The paper “Transcript Design Problem of Oritatami Systems”, by Yo-Sub Han, Hwee Kim, and Shinnosuke Seki, investigates a recently developed model of RNA cotranscriptional folding, based on experimentally demonstrated programming of such folding by Geary et al. They study the problem of, given a certain conformation, create a transcript that folds into it under the model. This problem is shown to be NP-hard in general, but solvable in polynomial time in certain special cases.

The paper “Self-Assembly of 3-D Structures Using 2-D Folding Tiles”, by Jérôme Durand-Lose, Jacob Hendricks, Matthew J. Patitz, Ian Perkins, and Michael Sharp, studies a relaxation of the well-studied tile assembly model based on experimentally implemented DNA tiles, which acknowledges the experimental reality that 2D tiles are not perfectly rigid and may fold into the third dimension. Imagining that such flexibility could be intentionally engineered into the tiles, they demonstrate how to form certain target 3D structures from folding 2D tiles, and how this flexibility allows “efficient” reconfiguration. As with many computationally powerful systems, they also show that certain prediction problems are therefore intractable.

The paper “Hierarchical Growth is Necessary and (Sometimes) Sufficient to Self-Assemble Discrete Self-Similar Fractals” by Jacob Hendricks, Joseph Opseth, Matthew J. Patitz, and Scott M. Summers, shows that certain infinite fractal shapes cannot be assembled in the standard “single-tile accretion” tile assembly model based on experimentally implemented DNA tiles, but *can* be assembled if hierarchical growth is allowed, that is, if large assemblies may attach to each other in a single step. The impossibility result that the standard model cannot assemble such fractals is significant in that it goes beyond the simple “information theoretic bottleneck” arguments used to show that the discrete Sierpinski triangle cannot self-assemble.

The paper “Forming Tile Shapes with Simple Robots”, by Robert Gmyr, Kristian Hinnenthal, Irina Kostitsyna, Fabian Kuhn, Dorian Rudolph, Christian Scheideler, and Thim Strothmann, studies a form of tile assembly different from the tile assembly papers elsewhere in this issue, in which the “actors” that move the tiles are separate from the tiles themselves. In this case, nanoscale “robots” are modeled, which pick up and carry hexagonal tiles to different positions in the plane. It is shown that such a distributed system of robots can build certain shapes from tiles efficiently in terms of the amount of time required.
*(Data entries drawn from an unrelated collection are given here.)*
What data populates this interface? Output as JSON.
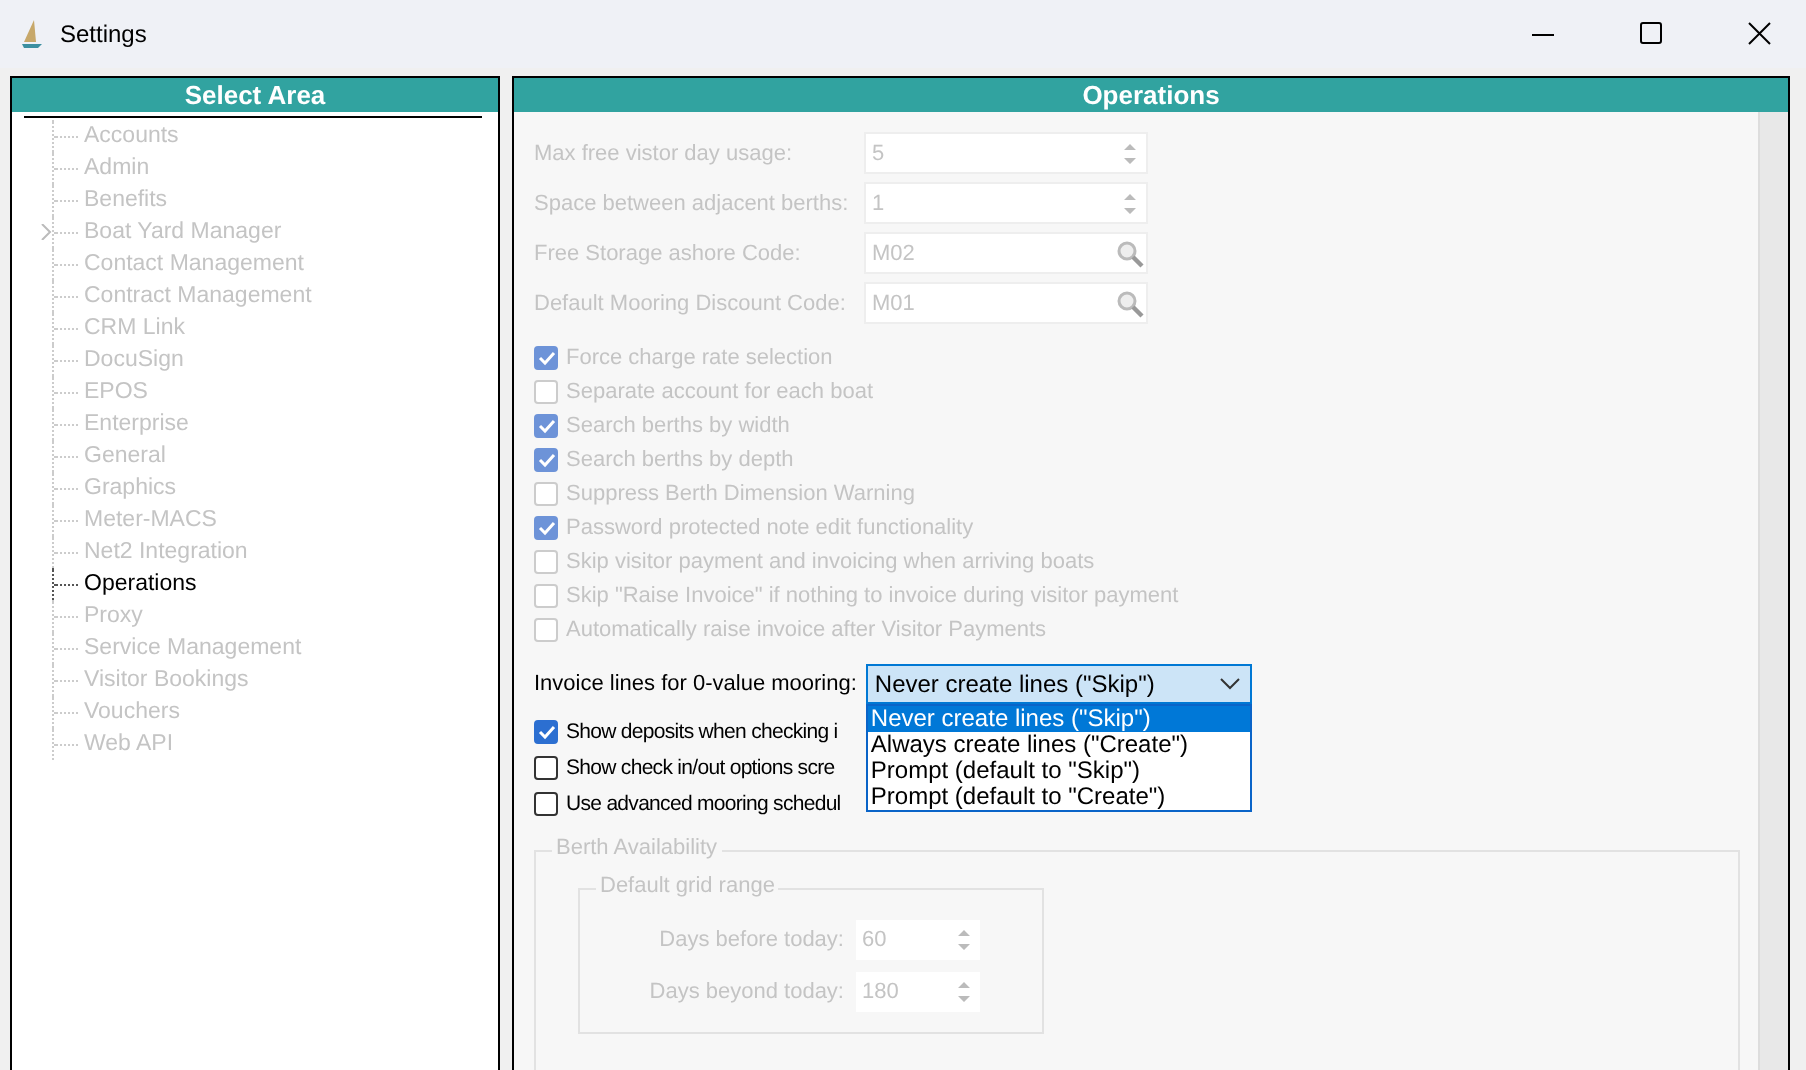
{
  "window": {
    "title": "Settings"
  },
  "sidebar": {
    "title": "Select Area",
    "items": [
      {
        "label": "Accounts",
        "selected": false
      },
      {
        "label": "Admin",
        "selected": false
      },
      {
        "label": "Benefits",
        "selected": false
      },
      {
        "label": "Boat Yard Manager",
        "selected": false,
        "expanded": false
      },
      {
        "label": "Contact Management",
        "selected": false
      },
      {
        "label": "Contract Management",
        "selected": false
      },
      {
        "label": "CRM Link",
        "selected": false
      },
      {
        "label": "DocuSign",
        "selected": false
      },
      {
        "label": "EPOS",
        "selected": false
      },
      {
        "label": "Enterprise",
        "selected": false
      },
      {
        "label": "General",
        "selected": false
      },
      {
        "label": "Graphics",
        "selected": false
      },
      {
        "label": "Meter-MACS",
        "selected": false
      },
      {
        "label": "Net2 Integration",
        "selected": false
      },
      {
        "label": "Operations",
        "selected": true
      },
      {
        "label": "Proxy",
        "selected": false
      },
      {
        "label": "Service Management",
        "selected": false
      },
      {
        "label": "Visitor Bookings",
        "selected": false
      },
      {
        "label": "Vouchers",
        "selected": false
      },
      {
        "label": "Web API",
        "selected": false
      }
    ]
  },
  "panel": {
    "title": "Operations",
    "fields": [
      {
        "label": "Max free vistor day usage:",
        "value": "5",
        "kind": "spin",
        "dimmed": true
      },
      {
        "label": "Space between adjacent berths:",
        "value": "1",
        "kind": "spin",
        "dimmed": true
      },
      {
        "label": "Free Storage ashore Code:",
        "value": "M02",
        "kind": "lookup",
        "dimmed": true
      },
      {
        "label": "Default Mooring Discount Code:",
        "value": "M01",
        "kind": "lookup",
        "dimmed": true
      }
    ],
    "options": [
      {
        "label": "Force charge rate selection",
        "checked": true,
        "dimmed": true
      },
      {
        "label": "Separate account for each boat",
        "checked": false,
        "dimmed": true
      },
      {
        "label": "Search berths by width",
        "checked": true,
        "dimmed": true
      },
      {
        "label": "Search berths by depth",
        "checked": true,
        "dimmed": true
      },
      {
        "label": "Suppress Berth Dimension Warning",
        "checked": false,
        "dimmed": true
      },
      {
        "label": "Password protected note edit functionality",
        "checked": true,
        "dimmed": true
      },
      {
        "label": "Skip visitor payment and invoicing when arriving boats",
        "checked": false,
        "dimmed": true
      },
      {
        "label": "Skip \"Raise Invoice\" if nothing to invoice during visitor payment",
        "checked": false,
        "dimmed": true
      },
      {
        "label": "Automatically raise invoice after Visitor Payments",
        "checked": false,
        "dimmed": true
      }
    ],
    "invoice_lines": {
      "label": "Invoice lines for 0-value mooring:",
      "value": "Never create lines (\"Skip\")",
      "expanded": true,
      "options": [
        {
          "label": "Never create lines (\"Skip\")",
          "selected": true
        },
        {
          "label": "Always create lines (\"Create\")",
          "selected": false
        },
        {
          "label": "Prompt (default to \"Skip\")",
          "selected": false
        },
        {
          "label": "Prompt (default to \"Create\")",
          "selected": false
        }
      ]
    },
    "bottom_options": [
      {
        "label": "Show deposits when checking i",
        "checked": true,
        "dimmed": false
      },
      {
        "label": "Show check in/out options scre",
        "checked": false,
        "dimmed": false
      },
      {
        "label": "Use advanced mooring schedul",
        "checked": false,
        "dimmed": false
      }
    ],
    "berth_availability": {
      "title": "Berth Availability",
      "dimmed": true,
      "grid_range": {
        "title": "Default grid range",
        "fields": [
          {
            "label": "Days before today:",
            "value": "60"
          },
          {
            "label": "Days beyond today:",
            "value": "180"
          }
        ]
      }
    }
  }
}
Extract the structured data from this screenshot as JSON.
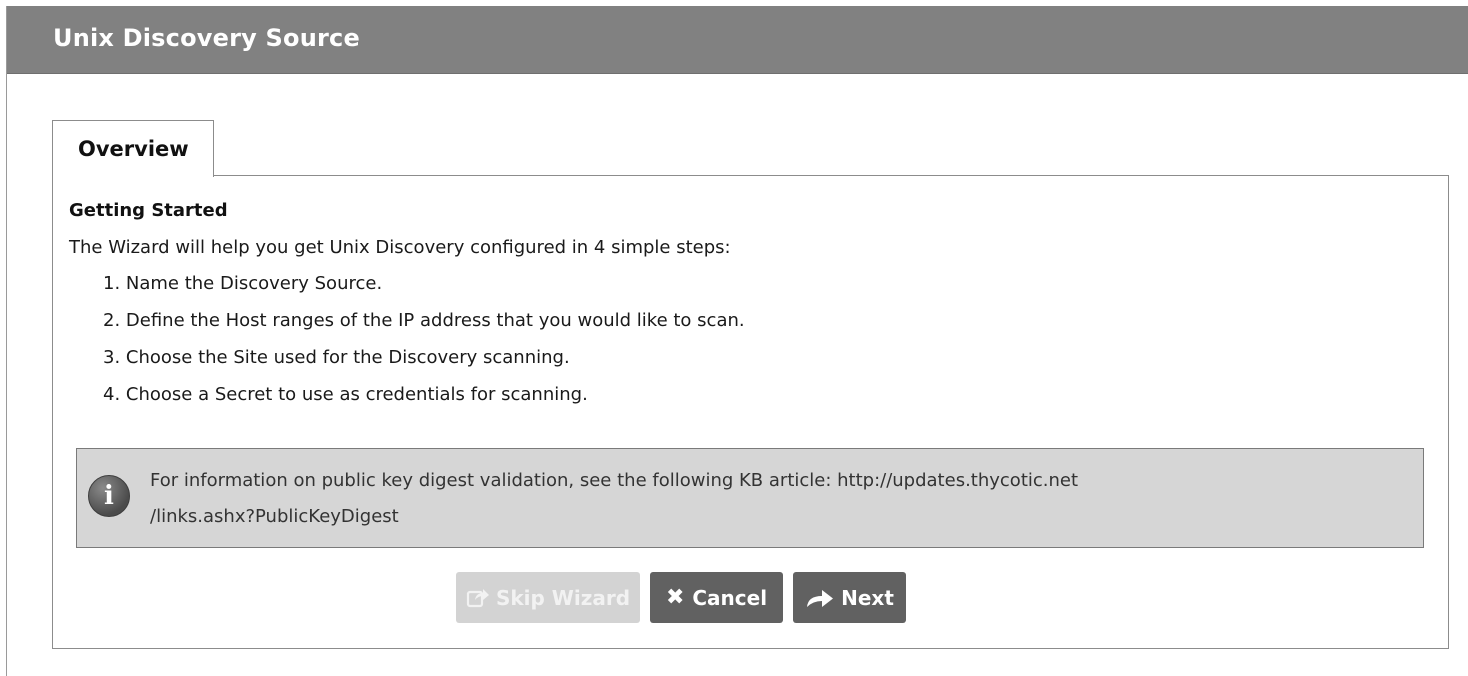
{
  "window": {
    "title": "Unix Discovery Source"
  },
  "tabs": [
    {
      "label": "Overview",
      "active": true
    }
  ],
  "overview": {
    "heading": "Getting Started",
    "intro": "The Wizard will help you get Unix Discovery configured in 4 simple steps:",
    "steps": [
      "1. Name the Discovery Source.",
      "2. Define the Host ranges of the IP address that you would like to scan.",
      "3. Choose the Site used for the Discovery scanning.",
      "4. Choose a Secret to use as credentials for scanning."
    ]
  },
  "info": {
    "icon": "info-icon",
    "line1": "For information on public key digest validation, see the following KB article: http://updates.thycotic.net",
    "line2": "/links.ashx?PublicKeyDigest"
  },
  "buttons": {
    "skip": {
      "label": "Skip Wizard",
      "icon": "skip-icon",
      "disabled": true
    },
    "cancel": {
      "label": "Cancel",
      "icon": "close-icon"
    },
    "next": {
      "label": "Next",
      "icon": "arrow-forward-icon"
    }
  },
  "colors": {
    "titlebar": "#818181",
    "info_background": "#d6d6d6",
    "button": "#616161",
    "button_disabled": "#d3d3d3"
  }
}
The paper “CRN++: Molecular Programming Language”, by Marko Vasic, David Soloveichik, and Sarfraz Khurshid, introduces an imperative programming language for programming chemical reaction networks. The language systematically composes a variety of modules that perform basic calculations on values stored as concentrations, utilizing a chemical clock for synchronization. A number of classical algorithms such as GCD are demonstrated by implementation in the language. Furthermore, error-analysis tools for chemical reaction programs are shown.

The guest editors thank the authors for contributing papers and the referees who agreed to review the submissions. All papers had significant suggestions made by referees, which significantly improved the quality of the papers. The guest editors warmly thank Joost Kok, Grzegorz Rozenberg, and the staff of Natural Computing for their effort in creating this special issue. Finally, the guest editors are grateful to the conference organizers, authors of track A, B, and C submissions, and attendees at DNA 24. It was a truly magnificent conference.